On Sunday May 25th, the Estonian Studies Centre hosted its first Jane’s Walk, “Estonian Architects and Their Buildings in Midtown Toronto“.
The walk, led by Toronto Architect Käbi Lokk, was an excellent sample of Estonian architecture in Toronto’s Annex and Yorkville neighbourhoods.
During the walk, we looked at the work of four Estonian architects who fled their occupied homeland in the late 1940s. These architects have had a tremendous influence on Toronto’s postwar architectural style and midtown Toronto.
The pioneer of this group was Mihkel (Michael) Bach. Bach studied architecture in Berlin before the Second World War. In 1949, while living in Sweden, he met a visiting professor from the University of Toronto’s School of Architecture. The professor encouraged Bach to come to Toronto to join the faculty of modern architecture, which was still in it’s formative years. Bach brought a modernist architectural style from Western Europe to Toronto and is said to have played an important role in the design of Victoria College’s Wymilwood Residence.
Bach would also recruit another Estonian architect with a modernist Scandinavian style, Ants Elken to the University of Toronto. Elken would teach architecture at the University for 33 years. Unfortunately, while Bach had some significant influence on modernism in Toronto in the 1950s, he struggled with personal issues and faded from the Toronto architectural scene in the early 1960s.

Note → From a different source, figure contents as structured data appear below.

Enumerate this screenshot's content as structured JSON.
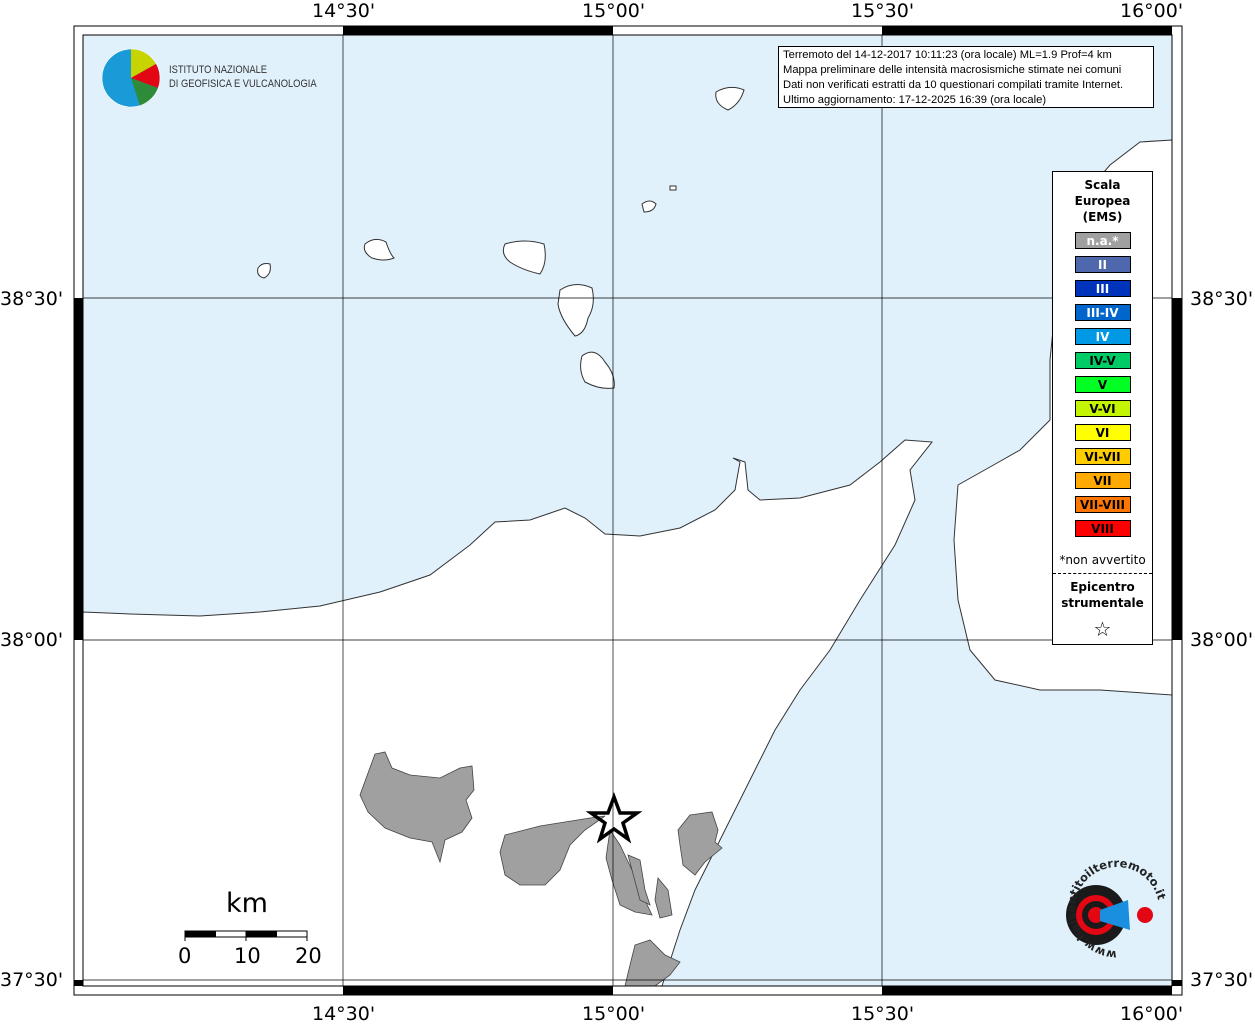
{
  "axes": {
    "top_ticks": [
      "14°30'",
      "15°00'",
      "15°30'",
      "16°00'"
    ],
    "bottom_ticks": [
      "14°30'",
      "15°00'",
      "15°30'",
      "16°00'"
    ],
    "left_ticks": [
      "38°30'",
      "38°00'",
      "37°30'"
    ],
    "right_ticks": [
      "38°30'",
      "38°00'",
      "37°30'"
    ]
  },
  "logo": {
    "line1": "ISTITUTO NAZIONALE",
    "line2": "DI GEOFISICA E VULCANOLOGIA"
  },
  "info": {
    "line1": "Terremoto del 14-12-2017 10:11:23 (ora locale) ML=1.9 Prof=4 km",
    "line2": "Mappa preliminare delle intensità macrosismiche stimate nei comuni",
    "line3": "Dati non verificati estratti da 10 questionari compilati tramite Internet.",
    "line4": "Ultimo aggiornamento: 17-12-2025 16:39 (ora locale)"
  },
  "legend": {
    "title": "Scala Europea (EMS)",
    "items": [
      {
        "label": "n.a.*",
        "color": "#a0a0a0",
        "text": "#fff"
      },
      {
        "label": "II",
        "color": "#4e67ad",
        "text": "#fff"
      },
      {
        "label": "III",
        "color": "#0033bb",
        "text": "#fff"
      },
      {
        "label": "III-IV",
        "color": "#0066cc",
        "text": "#fff"
      },
      {
        "label": "IV",
        "color": "#0099e6",
        "text": "#fff"
      },
      {
        "label": "IV-V",
        "color": "#00cc66",
        "text": "#000"
      },
      {
        "label": "V",
        "color": "#00ff22",
        "text": "#000"
      },
      {
        "label": "V-VI",
        "color": "#c4f500",
        "text": "#000"
      },
      {
        "label": "VI",
        "color": "#ffff00",
        "text": "#000"
      },
      {
        "label": "VI-VII",
        "color": "#ffcc00",
        "text": "#000"
      },
      {
        "label": "VII",
        "color": "#ffaa00",
        "text": "#000"
      },
      {
        "label": "VII-VIII",
        "color": "#ff7700",
        "text": "#000"
      },
      {
        "label": "VIII",
        "color": "#ff0000",
        "text": "#000"
      }
    ],
    "note": "*non avvertito",
    "epicenter_title": "Epicentro strumentale",
    "epicenter_symbol": "☆"
  },
  "scale": {
    "unit": "km",
    "labels": [
      "0",
      "10",
      "20"
    ]
  },
  "badge": {
    "text": "www.haisentitoilterremoto.it"
  },
  "colors": {
    "sea": "#e0f1fc",
    "land": "#ffffff",
    "affected": "#a0a0a0"
  }
}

However, many Estonians followed Bach and Elken to the University of Toronto School of Architecture in the 1950s, including Uno Prii, Elmar Tampõld, and Henno Sillaste, whose buildings Lokk highlighted during our walk. Uno Prii graduated from the University of Toronto in 1955. Prii’s imaginative buildings are often described as “Space Aged,” and have been recognized by many architects today for their uniqueness. The City of Toronto named 13 of Prii’s buildings to to the Inventory of Heritage Properties in 2004, including 20 Prince Arthur Ave.

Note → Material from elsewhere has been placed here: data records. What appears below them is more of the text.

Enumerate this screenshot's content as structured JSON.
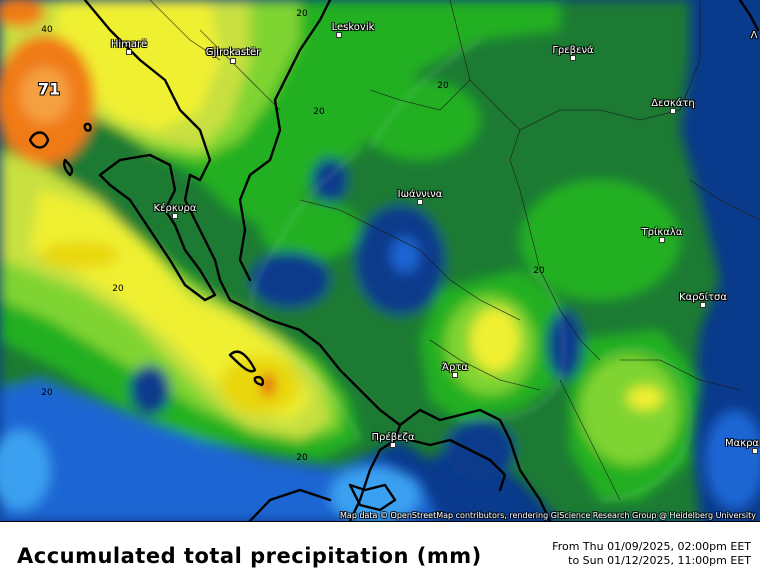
{
  "map": {
    "cities": [
      {
        "id": "himare",
        "name": "Himarë"
      },
      {
        "id": "gjirokaster",
        "name": "Gjirokastër"
      },
      {
        "id": "leskovik",
        "name": "Leskovik"
      },
      {
        "id": "grevena",
        "name": "Γρεβενά"
      },
      {
        "id": "deskati",
        "name": "Δεσκάτη"
      },
      {
        "id": "kerkyra",
        "name": "Κέρκυρα"
      },
      {
        "id": "ioannina",
        "name": "Ιωάννινα"
      },
      {
        "id": "trikala",
        "name": "Τρίκαλα"
      },
      {
        "id": "karditsa",
        "name": "Καρδίτσα"
      },
      {
        "id": "arta",
        "name": "Άρτα"
      },
      {
        "id": "preveza",
        "name": "Πρέβεζα"
      },
      {
        "id": "makra",
        "name": "Μακρα"
      },
      {
        "id": "edge-top-right",
        "name": "Λ"
      }
    ],
    "contour_labels": [
      "40",
      "20",
      "20",
      "20",
      "20",
      "20",
      "20",
      "20"
    ],
    "max_value": "71",
    "colors": {
      "dark_blue": "#0a3a8c",
      "blue": "#1a66d4",
      "light_blue": "#3aa0f0",
      "dark_green": "#1e7a32",
      "green": "#22b022",
      "light_green": "#7fd432",
      "yellow_green": "#c8e040",
      "yellow": "#f0f032",
      "pale_yellow": "#e8d810",
      "orange": "#f07a18",
      "red_orange": "#e85010"
    }
  },
  "attribution": "Map data © OpenStreetMap contributors, rendering GIScience Research Group @ Heidelberg University",
  "footer": {
    "title": "Accumulated total precipitation (mm)",
    "period_from": "From Thu 01/09/2025, 02:00pm EET",
    "period_to": "to Sun 01/12/2025, 11:00pm EET"
  }
}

Also well known, but perhaps not as celebrated are the works of Elmar Tampõld, who graduated from the University of Toronto in 1953. Working with his firm Tampõld and Wells, he was involved with numerous projects along Bloor Street West. These include the brutalist Senator David Croll apartments and Tartu College, both near Spadina and Bloor. Tartu College remains a centre for Estonian cultural life in the city and is a major student residence. The Senator David Croll apartments, formally know as Rochdale College, are infamous. As the nexus of hippy culture and later drug culture in the late 1960s and early 1970s the building has become an important cultural landmark.
While I was familiar with both Tartu and the David Croll apartments, I was unaware of Tampõld’s connection to the Colonnade Building, a luxury mixed-use building along the “mink mile“.
The building was one of the first significant mixed-used projects in Toronto and perhaps Canada. The Toronto’s Star’s architecture critic, Christopher Hume, nicely summarizes what makes the building such an innovation, “What lifted the Colonnade above the modernist orthodoxies that homogenized the face of cities around the globe was its deep sensitivity to context. A two- and three-storey podium runs along Bloor, which means a continuous streetscape, a critical element in this heavy shopping environment. It also connects Bloor to the open green space behind and Charles St.”
Most of the Estonians on the tour who grew up in Toronto during the 1960s fondly remembered the Colonnade and its Estonian confectionery Amjärv. The store apparently once occupied the same space that is now home to Cartier.
During our tour we also took a look at 1132 Bay Street, which was designed by Henno Sillaste, who graduated from the University of Toronto in 1960. 1132 Bay Street was a condominium built in the 1980s. While not a remarkable building, Sillaste was a well known as an expert in curtain-wall systems.
In one of those great examples of how immigration influences both the host country and country of origin, Sillaste introduced the curtain-wall system to Estonian architects in the 1990s. As a result, the curtain wall is known as a Kanada sein (Canadian Wall) in Estonia.
Lokk ended our tour by discussing a more recent vision to raise the profile of Estonians in Toronto and preserve the legacy of the first generation of the community. The Centre for Estonian Studies is planning a Museum of Estonians Abroad (VEMU), which would be built as an addition to Tartu College.
The museum and archive could be part of the cultural corridor that stretches along Bloor from University Avenue to Bathurst Street and includes the Bloor Hot Docs Cinema, Royal Ontario Museum, and other cultural centres such as the Native Canadian Centre of Toronto. Thomas Tampõld, Elmar’s Tampõld son, designed the proposed addition to Tartu College. An excellent example of how a second generation of Canadian-Estonian Architects are now making their mark on midtown Toronto.